Dr. Yankey disclosed that a Project Implementation Agreement (PIA) would be signed today, Wednesday, September 7, 2016 at the Ministry of Petroleum on the project.
He explained that Ghana Gas has already confirmed the pipeline route and begun engineering studies for the project.
According to him, land acquisition as well as Environmental Impact Assessment along the pipeline route is expected to commence later this month.
Benefits of the project
Dr. Yankey stated that the pipeline would provide stable and sustainable capacity for the evacuation of Ghana’s natural gas flows from the Tano basin.
He added that upon completion of the pipeline, Ghana Gas would have constructed a national gas infrastructure that spans about 80% of Ghana’s coastal frontier.

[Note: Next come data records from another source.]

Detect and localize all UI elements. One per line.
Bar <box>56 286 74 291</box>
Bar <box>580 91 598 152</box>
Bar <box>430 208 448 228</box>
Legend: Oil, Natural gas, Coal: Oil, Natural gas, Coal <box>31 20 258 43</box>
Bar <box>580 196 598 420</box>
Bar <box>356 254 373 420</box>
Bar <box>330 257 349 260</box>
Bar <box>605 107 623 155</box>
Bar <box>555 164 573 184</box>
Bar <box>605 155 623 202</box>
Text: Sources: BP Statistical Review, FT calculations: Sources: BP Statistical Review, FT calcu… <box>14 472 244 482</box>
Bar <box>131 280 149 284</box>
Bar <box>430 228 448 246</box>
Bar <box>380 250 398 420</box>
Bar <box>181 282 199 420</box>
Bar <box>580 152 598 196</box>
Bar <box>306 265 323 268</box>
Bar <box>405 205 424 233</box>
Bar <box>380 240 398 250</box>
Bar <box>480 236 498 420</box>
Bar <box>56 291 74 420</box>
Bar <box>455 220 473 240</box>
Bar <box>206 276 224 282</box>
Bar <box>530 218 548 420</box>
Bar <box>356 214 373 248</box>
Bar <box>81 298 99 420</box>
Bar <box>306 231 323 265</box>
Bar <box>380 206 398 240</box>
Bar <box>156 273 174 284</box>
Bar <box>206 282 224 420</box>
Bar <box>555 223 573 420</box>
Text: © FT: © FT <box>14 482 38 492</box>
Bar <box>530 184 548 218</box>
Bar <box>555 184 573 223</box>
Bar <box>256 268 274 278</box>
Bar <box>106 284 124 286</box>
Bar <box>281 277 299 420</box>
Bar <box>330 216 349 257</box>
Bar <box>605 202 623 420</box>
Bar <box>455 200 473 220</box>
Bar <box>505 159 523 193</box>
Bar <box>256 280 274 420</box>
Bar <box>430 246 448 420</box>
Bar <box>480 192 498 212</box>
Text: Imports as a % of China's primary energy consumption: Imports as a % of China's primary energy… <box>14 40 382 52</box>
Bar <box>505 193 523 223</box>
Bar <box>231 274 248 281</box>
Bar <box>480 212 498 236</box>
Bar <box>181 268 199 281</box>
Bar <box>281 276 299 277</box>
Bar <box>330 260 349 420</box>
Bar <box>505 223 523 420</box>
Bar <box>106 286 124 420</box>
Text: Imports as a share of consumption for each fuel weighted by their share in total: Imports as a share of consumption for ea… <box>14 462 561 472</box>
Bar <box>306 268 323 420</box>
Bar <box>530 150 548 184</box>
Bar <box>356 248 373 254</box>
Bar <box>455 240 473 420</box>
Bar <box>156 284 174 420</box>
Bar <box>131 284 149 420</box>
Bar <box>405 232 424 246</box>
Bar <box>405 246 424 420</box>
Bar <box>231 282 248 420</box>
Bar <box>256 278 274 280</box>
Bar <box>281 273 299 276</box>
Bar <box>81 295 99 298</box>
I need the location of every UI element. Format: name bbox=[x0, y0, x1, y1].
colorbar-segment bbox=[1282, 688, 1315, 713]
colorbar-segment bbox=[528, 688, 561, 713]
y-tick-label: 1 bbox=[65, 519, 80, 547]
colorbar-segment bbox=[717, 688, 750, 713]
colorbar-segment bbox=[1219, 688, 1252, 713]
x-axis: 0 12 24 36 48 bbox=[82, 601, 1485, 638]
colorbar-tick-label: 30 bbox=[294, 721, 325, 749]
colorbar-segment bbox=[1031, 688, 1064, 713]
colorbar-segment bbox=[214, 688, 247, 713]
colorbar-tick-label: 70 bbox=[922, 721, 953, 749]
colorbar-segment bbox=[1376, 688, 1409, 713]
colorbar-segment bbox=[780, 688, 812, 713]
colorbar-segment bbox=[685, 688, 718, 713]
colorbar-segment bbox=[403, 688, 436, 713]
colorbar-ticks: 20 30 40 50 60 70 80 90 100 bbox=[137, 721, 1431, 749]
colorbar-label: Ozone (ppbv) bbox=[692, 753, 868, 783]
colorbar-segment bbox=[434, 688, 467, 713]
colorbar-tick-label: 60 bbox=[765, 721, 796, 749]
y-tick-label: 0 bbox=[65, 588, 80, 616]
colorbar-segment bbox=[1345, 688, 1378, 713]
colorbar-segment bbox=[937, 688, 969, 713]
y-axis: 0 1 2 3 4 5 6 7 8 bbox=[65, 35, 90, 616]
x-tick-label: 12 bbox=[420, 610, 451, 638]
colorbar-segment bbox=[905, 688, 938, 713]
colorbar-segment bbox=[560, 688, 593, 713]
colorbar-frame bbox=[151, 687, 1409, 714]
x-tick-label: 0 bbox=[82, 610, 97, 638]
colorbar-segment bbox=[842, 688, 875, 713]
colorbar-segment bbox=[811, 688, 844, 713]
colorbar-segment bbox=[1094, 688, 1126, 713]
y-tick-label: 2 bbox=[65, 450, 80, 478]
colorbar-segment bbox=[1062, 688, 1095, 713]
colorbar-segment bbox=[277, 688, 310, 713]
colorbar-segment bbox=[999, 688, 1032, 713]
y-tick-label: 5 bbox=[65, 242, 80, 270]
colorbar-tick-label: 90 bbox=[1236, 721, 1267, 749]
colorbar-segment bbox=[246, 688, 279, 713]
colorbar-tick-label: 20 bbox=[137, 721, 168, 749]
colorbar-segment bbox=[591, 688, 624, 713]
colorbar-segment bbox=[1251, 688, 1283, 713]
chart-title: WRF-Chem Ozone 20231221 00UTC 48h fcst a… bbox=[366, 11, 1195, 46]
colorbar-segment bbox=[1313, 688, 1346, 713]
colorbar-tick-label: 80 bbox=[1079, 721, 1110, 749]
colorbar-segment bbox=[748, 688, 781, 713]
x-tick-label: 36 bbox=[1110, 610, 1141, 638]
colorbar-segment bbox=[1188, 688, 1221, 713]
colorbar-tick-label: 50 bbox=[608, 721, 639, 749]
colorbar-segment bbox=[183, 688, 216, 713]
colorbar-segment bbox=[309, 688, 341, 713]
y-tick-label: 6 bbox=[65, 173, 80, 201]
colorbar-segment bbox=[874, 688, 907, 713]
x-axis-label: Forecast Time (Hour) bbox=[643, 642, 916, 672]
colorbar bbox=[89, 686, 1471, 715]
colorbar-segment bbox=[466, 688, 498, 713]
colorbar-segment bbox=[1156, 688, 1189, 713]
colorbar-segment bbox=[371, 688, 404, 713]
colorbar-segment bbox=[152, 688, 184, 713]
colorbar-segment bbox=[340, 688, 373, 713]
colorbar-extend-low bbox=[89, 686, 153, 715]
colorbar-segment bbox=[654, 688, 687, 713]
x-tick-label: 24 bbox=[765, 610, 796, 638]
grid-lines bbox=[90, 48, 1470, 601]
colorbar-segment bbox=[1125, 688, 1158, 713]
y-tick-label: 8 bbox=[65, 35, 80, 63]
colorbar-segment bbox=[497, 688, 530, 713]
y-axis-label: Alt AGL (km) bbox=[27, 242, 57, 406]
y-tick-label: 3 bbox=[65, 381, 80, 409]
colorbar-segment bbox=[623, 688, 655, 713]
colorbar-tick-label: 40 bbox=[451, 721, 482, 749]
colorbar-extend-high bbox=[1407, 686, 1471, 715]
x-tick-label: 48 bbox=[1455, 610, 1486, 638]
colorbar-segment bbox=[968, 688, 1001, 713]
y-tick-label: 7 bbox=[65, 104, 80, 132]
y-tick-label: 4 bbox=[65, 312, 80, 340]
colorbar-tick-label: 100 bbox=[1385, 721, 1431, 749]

The Onshore Natural Gas Transmission Pipeline (NGTP) will also serve as a substitute whenever problems are encountered with the West African pipeline.
The project has become necessary in anticipation of larger volumes of gas and the increasing number of thermal plants in the Tema area.
The Sankofa project is expected to produce at maximum 170 mmscfd while some 80 mmscfd is expected from the Tweneboah, Enyera and Ntomrne (TEN) project n addition to the 120 million from the Jubilee Field.
All that gas cannot be used up in the Aboadze enclave of the Western Region; indeed, Tema is witnessing an increase of thermal plants in recent times - all of which will require gas to operate.